HmsU-Net：一种基于 CNN 和 Transformer 的混合多尺度 U-Net 模型，用于医学图像分割。

HmsU-Net: A hybrid multi-scale U-net based on a CNN and transformer for medical image segmentation.

机构信息

Medical College, Guizhou University, Guizhou 550000, China; Department of Medical Imaging, International Exemplary Cooperation Base of Precision Imaging for Diagnosis and Treatment, Guizhou Provincial People's Hospital, Guizhou 550002, China.

Department of Medical Imaging, International Exemplary Cooperation Base of Precision Imaging for Diagnosis and Treatment, Guizhou Provincial People's Hospital, Guizhou 550002, China.

出版信息

Comput Biol Med. 2024 Mar;170:108013. doi: 10.1016/j.compbiomed.2024.108013. Epub 2024 Jan 22.

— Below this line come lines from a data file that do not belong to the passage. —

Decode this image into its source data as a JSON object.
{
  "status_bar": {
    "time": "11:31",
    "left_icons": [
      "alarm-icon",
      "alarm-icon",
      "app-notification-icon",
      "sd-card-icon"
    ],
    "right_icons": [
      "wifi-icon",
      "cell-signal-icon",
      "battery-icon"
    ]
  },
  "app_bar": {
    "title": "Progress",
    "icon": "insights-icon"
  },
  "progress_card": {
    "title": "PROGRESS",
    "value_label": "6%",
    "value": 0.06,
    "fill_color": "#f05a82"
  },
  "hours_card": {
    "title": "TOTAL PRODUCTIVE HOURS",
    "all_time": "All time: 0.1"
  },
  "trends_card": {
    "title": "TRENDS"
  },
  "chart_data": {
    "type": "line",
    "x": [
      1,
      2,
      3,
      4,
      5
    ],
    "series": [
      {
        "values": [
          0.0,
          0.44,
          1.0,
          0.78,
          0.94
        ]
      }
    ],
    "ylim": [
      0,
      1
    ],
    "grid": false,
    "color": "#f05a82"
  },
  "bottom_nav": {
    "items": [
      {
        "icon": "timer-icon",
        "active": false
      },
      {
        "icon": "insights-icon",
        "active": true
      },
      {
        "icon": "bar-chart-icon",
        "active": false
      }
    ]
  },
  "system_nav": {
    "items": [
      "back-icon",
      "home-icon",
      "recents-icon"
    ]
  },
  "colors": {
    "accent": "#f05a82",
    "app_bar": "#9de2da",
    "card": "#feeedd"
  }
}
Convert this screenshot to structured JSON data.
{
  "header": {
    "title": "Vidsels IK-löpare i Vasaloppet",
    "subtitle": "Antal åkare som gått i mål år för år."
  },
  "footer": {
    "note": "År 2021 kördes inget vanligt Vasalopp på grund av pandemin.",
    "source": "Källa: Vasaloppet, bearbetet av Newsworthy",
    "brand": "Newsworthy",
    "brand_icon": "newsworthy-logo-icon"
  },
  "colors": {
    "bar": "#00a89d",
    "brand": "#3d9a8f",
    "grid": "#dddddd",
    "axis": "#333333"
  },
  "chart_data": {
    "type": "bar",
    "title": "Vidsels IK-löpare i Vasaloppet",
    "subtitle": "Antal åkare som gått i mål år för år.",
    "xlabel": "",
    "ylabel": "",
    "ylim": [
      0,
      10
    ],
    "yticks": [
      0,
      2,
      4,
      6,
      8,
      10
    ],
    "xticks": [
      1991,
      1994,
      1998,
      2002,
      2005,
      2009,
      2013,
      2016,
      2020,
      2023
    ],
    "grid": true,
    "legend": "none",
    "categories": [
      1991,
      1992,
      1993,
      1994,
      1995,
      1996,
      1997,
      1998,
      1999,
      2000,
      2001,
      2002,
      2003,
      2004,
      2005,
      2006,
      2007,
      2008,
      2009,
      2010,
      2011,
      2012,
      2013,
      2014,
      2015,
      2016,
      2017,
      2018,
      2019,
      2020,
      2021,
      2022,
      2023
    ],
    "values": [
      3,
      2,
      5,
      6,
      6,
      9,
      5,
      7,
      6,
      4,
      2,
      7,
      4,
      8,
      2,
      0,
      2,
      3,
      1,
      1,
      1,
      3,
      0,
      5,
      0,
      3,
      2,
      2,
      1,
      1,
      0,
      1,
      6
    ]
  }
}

DOI:10.1016/j.compbiomed.2024.108013

PMID:38271837

Abstract

Accurate medical image segmentation is of great significance for subsequent diagnosis and analysis. The acquisition of multi-scale information plays an important role in segmenting regions of interest of different sizes. With the emergence of Transformers, numerous networks adopted hybrid structures incorporating Transformers and CNNs to learn multi-scale information. However, the majority of research has focused on the design and composition of CNN and Transformer structures, neglecting the inconsistencies in feature learning between Transformer and CNN. This oversight has resulted in the hybrid network's performance not being fully realized. In this work, we proposed a novel hybrid multi-scale segmentation network named HmsU-Net, which effectively fused multi-scale features. Specifically, HmsU-Net employed a parallel design incorporating both CNN and Transformer architectures. To address the inconsistency in feature learning between CNN and Transformer within the same stage, we proposed the multi-scale feature fusion module. For feature fusion across different stages, we introduced the cross-attention module. Comprehensive experiments conducted on various datasets demonstrate that our approach surpasses current state-of-the-art methods.

摘要

准确的医学图像分割对于后续的诊断和分析具有重要意义。获取多尺度信息对于分割不同大小的感兴趣区域起着重要作用。随着 Transformer 的出现，许多网络采用了融合 Transformer 和 CNN 的混合结构来学习多尺度信息。然而，大多数研究都集中在 CNN 和 Transformer 结构的设计和组成上，忽略了 Transformer 和 CNN 在特征学习上的不一致性。这种疏忽导致混合网络的性能没有得到充分发挥。在这项工作中，我们提出了一种名为 HmsU-Net 的新的混合多尺度分割网络，有效地融合了多尺度特征。具体来说，HmsU-Net 采用了并行设计，同时包含了 CNN 和 Transformer 架构。为了解决同一阶段内 CNN 和 Transformer 在特征学习上的不一致性，我们提出了多尺度特征融合模块。为了实现不同阶段之间的特征融合，我们引入了交叉注意力模块。在各种数据集上进行的综合实验表明，我们的方法优于当前的最先进方法。